Tarihin seyrine damga vuran iki evladın, yolu Türkiye’nin incisi İzmir’den geçen hüzünlü, cefakâr ve gururlu anneleri…

Anneler Günü’nün Tarihçesi

Mayıs ayının en önemli günü kuşkusuz ki Anneler Günü’dür. Anneler günü geleneği, Antik Yunanların mitolojilerindeki pek çok tanrı ve tanrıçanın annesi olan Rhea onuruna verdikleri ilkbahar festivali kutlamalarıyla başlar. Antik Romalılar da ilkbahar festivallerini İsa’nın doğumundan 250 yıl öncesinden ana tanrıça Kibele onuruna kutluyorlardı. ABD’de Anna Jarvis’in kaybettiği kendi annesi için 1908 yılında başlattığı anma günü, dünya çapında genişleyerek her yıl Mayıs ayının ikinci haftasının Pazar günü kutlanmaya başladı.

Bizleri büyük fedakârlıklarla büyüten, en saf sevgiyi sunan, en zorlu zamanlarda bile şefkat dolu yürekleriyle dertlerimize derman olan ‘Annelerimiz, en kıymetli ve en değerli varlıklarımızdır. Onların sevgisi, şefkati, koruyuculuğu, özverisi, merhameti, sabrı ve desteği bizlere her zaman ilham ve güç vermiştir. Tüm anneler evlatları için çok değerli ve önemlidir. Ancak bazı anneler vardır ki sadece dünyaya getirdikleri çocukları için değil, insanlık tarihi için de ayrı bir önem ve değer taşırlar. Bu anneler ya güçleriyle tarihin seyrini değiştirmiş ya da tarihe damga vuracak çocuklar dünyaya getirmişlerdir. Yaşam öykülerinin başlangıcını yazdıkları çocuklarını çetin mücadelelerle büyüten bu annelerin çocukları da onların sevgisi ve koruyuculuğundan destek alarak tarihte önemli izler bırakan öyküler yazmışlardır.
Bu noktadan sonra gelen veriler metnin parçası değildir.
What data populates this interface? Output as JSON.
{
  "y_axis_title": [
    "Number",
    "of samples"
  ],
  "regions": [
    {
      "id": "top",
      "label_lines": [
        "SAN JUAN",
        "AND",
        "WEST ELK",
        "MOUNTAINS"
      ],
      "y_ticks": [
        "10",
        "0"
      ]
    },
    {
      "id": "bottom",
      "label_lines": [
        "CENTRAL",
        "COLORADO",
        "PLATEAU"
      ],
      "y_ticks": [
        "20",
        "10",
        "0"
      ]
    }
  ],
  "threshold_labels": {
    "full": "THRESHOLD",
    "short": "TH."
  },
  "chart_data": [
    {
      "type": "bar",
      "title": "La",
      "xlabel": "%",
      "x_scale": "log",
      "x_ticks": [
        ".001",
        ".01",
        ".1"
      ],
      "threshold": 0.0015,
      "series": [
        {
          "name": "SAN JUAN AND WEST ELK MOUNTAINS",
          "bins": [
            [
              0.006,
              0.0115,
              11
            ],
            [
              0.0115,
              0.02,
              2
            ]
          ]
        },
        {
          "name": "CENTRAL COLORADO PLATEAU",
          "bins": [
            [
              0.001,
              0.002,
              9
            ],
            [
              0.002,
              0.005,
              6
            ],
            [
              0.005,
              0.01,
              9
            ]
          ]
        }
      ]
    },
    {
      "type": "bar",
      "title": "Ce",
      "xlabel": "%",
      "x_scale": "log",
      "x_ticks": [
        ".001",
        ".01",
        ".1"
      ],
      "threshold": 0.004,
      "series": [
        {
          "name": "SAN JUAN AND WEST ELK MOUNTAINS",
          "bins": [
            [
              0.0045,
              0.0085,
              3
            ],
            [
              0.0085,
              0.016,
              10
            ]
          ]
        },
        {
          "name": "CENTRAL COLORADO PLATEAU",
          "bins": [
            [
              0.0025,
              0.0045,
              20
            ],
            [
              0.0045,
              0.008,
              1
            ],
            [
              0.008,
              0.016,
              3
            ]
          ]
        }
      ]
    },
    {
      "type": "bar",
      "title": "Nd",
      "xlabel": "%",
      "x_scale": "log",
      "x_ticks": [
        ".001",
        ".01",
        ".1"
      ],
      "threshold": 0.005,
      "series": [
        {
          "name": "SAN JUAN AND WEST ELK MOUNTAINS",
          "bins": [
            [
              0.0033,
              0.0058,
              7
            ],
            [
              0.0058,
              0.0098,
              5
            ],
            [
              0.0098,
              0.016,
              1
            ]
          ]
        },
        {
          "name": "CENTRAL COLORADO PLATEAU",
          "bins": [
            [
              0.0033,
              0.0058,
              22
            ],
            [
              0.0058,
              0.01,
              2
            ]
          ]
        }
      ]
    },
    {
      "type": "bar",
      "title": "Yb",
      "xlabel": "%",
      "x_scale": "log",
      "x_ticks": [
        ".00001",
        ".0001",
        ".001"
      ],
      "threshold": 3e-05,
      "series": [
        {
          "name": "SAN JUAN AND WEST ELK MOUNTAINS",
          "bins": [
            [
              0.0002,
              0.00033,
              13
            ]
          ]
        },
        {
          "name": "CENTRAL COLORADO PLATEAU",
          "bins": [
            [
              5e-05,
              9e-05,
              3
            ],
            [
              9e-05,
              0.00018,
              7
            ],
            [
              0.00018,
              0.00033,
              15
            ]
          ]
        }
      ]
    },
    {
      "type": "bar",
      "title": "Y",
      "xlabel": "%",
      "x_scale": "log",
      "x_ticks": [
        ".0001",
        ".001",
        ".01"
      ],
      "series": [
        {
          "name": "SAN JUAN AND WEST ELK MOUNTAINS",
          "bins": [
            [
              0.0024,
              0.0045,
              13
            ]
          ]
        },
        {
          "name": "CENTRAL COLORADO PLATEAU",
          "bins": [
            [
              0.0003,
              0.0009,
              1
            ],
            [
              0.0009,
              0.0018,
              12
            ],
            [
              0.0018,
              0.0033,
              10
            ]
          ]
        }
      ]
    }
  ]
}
Dünya çapında iz bırakan iki evladın annelerinin yolu Türkiye’nin incisi İzmir’den geçti

Vatanının bağımsızlığı için girdiği her mücadeleyi askeri ve siyasi dehasıyla taçlandıran Türkiye Cumhuriyeti’nin kurucusu Büyük Önder Mustafa Kemal Atatürk’ün annesi Zübeyde Hanım ile Hıristiyanlık ve İslam kültürlerinde büyük bir etkiye sahip İsa Peygamber’in annesi Hz. Meryem tarihin en etkili iki insanına hayat veren ve birçok ortak noktaları olan iki anne. Her iki anne de çok sevdikleri evlatlarının hasretiyle zorlu bir hayat mücadelesi vermişler, doğup büyüdükleri toprakları terk etmek zorunda kalmışlar ve son günlerini Türkiye’nin incisi İzmir’de geçirmişler. Tarihe damga vuran çocuklar dünyaya getiren bu iki annenin son günlerini geçirdiği ve son nefeslerini verdikleri evlerden Atatürk’ün annesi Zübeyde Hanım’ın Karşıyaka ilçesindeki günümüzde müze olan ev ile Hz. Meryem’in Selçuk ilçesindeki Meryem Ana Evi her yıl binlerce turisti İzmir’e çeken önemli mekânlar.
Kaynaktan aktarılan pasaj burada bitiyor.